The gerenuk is known for its ability to easily adapt to arid conditions. With its long neck and legs, it is able to stand over 6 ft, 7 in (2 m) high which enables it to feed on leaves, shoots, fruits and flowers which are normally out of reach for most animals. Gerenuks rarely even drink water because they tend to depend on evergreen shrubs, bushes and trees during the 8-month dry season.
Gerenuks are definitely diurnal animals and may also be considered nocturnal. The odd thing is that the Gerenuk's timing varies from day to day so as a result there are not any known peak feeding times, etc. However, it has been reported that females spend 51 to 68% and males spend 32 to 64% of the day feeding.

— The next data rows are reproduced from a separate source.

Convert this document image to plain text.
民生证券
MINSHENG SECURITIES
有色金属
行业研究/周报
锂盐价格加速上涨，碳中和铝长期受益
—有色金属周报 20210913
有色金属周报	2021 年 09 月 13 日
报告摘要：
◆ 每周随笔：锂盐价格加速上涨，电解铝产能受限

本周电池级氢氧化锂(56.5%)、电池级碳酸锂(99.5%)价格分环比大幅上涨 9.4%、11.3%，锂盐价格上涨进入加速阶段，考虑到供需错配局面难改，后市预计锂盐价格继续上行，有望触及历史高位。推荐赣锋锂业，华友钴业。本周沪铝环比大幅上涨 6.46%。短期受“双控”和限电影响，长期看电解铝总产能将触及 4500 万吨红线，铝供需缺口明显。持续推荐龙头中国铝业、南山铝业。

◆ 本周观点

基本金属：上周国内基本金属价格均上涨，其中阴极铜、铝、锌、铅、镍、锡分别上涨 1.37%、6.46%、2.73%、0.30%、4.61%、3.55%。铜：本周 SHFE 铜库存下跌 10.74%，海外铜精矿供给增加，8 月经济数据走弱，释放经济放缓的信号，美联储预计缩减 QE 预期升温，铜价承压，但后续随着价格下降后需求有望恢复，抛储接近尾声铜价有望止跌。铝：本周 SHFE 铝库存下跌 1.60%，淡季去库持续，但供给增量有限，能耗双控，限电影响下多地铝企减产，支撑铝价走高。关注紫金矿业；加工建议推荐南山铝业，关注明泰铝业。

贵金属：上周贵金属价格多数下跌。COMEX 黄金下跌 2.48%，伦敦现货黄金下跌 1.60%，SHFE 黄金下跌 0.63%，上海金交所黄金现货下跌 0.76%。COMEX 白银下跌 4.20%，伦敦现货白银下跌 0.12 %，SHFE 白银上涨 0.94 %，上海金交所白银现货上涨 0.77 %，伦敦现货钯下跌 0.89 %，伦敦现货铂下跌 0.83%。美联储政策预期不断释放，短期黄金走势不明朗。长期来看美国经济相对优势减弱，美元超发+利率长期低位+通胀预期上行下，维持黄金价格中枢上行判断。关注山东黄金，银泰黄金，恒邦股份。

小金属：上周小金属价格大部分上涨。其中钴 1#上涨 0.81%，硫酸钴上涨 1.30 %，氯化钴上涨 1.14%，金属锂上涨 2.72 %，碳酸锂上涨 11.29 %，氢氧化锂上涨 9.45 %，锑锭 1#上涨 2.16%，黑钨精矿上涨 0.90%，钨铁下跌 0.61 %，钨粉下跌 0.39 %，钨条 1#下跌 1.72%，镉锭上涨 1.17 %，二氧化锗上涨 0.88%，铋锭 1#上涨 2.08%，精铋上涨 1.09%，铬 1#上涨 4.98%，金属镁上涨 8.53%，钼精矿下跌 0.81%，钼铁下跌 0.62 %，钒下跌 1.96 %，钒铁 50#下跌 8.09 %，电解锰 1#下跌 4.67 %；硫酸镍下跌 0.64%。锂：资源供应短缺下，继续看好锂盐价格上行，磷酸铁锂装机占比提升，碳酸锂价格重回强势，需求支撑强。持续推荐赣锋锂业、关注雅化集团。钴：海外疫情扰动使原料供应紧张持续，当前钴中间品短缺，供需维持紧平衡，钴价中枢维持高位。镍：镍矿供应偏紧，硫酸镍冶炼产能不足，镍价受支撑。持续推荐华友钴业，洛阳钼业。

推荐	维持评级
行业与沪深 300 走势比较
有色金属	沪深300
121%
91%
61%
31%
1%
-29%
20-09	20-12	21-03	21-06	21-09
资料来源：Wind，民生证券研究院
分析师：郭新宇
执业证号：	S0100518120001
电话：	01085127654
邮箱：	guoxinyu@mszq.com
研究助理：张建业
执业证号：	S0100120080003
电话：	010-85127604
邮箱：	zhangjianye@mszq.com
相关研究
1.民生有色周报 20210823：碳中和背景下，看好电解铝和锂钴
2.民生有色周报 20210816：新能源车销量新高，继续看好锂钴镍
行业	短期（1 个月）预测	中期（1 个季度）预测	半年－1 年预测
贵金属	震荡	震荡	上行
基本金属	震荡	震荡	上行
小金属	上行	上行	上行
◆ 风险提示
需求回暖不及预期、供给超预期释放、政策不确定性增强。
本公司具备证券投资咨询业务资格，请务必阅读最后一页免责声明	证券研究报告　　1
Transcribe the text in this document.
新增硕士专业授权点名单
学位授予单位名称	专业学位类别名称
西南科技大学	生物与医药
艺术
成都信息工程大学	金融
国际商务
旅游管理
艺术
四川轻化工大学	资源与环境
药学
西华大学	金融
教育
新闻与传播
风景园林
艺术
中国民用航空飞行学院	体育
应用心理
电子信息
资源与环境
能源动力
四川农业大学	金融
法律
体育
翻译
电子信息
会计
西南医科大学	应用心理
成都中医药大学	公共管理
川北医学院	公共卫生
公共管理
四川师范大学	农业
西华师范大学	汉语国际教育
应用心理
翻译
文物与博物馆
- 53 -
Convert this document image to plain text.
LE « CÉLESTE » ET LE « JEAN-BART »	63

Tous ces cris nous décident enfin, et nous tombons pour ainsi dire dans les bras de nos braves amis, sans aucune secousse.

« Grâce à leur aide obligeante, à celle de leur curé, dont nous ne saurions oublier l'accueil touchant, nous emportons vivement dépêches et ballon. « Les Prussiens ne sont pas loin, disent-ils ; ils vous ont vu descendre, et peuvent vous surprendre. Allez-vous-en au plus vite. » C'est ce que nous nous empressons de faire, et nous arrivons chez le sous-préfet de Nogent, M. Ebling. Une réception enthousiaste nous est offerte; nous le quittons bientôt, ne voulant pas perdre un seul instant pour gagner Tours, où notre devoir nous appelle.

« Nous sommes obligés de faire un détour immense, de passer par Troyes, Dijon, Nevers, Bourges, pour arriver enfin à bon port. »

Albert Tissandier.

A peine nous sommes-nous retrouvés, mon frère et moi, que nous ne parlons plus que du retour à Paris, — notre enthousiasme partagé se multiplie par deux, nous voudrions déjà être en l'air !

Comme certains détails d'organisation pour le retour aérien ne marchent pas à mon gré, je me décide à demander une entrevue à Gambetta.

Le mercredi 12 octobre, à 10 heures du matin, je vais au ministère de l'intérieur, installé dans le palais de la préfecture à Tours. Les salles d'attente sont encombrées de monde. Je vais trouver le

Most gerenuks seem to be territorial, sedentary or semisocial. On average 3.2 animals herd together in Tsave NP and slightly more in drier regions. On average, 42% of all males and females seen are single.
Males generally stay with their mother for 1 to 1.5 years, at which point they split off and join small bachelor herds. These herds can frequently be seen accompanying adult females. Home territories can range from 346 to 840 acres (140-340 ha). An average range is 519 acres (210 ha) and is typically isolated from other ranges.
The gestation period for gerenuks is 6.5 to 7 months. Females generally conceive every 8 to 9 months starting at around 11 months of age. Males are usually fertile by that age, but do not typically become dependent until they are 3.5 years old.
Wild dog, cheetah, leopard, lion, and jackal.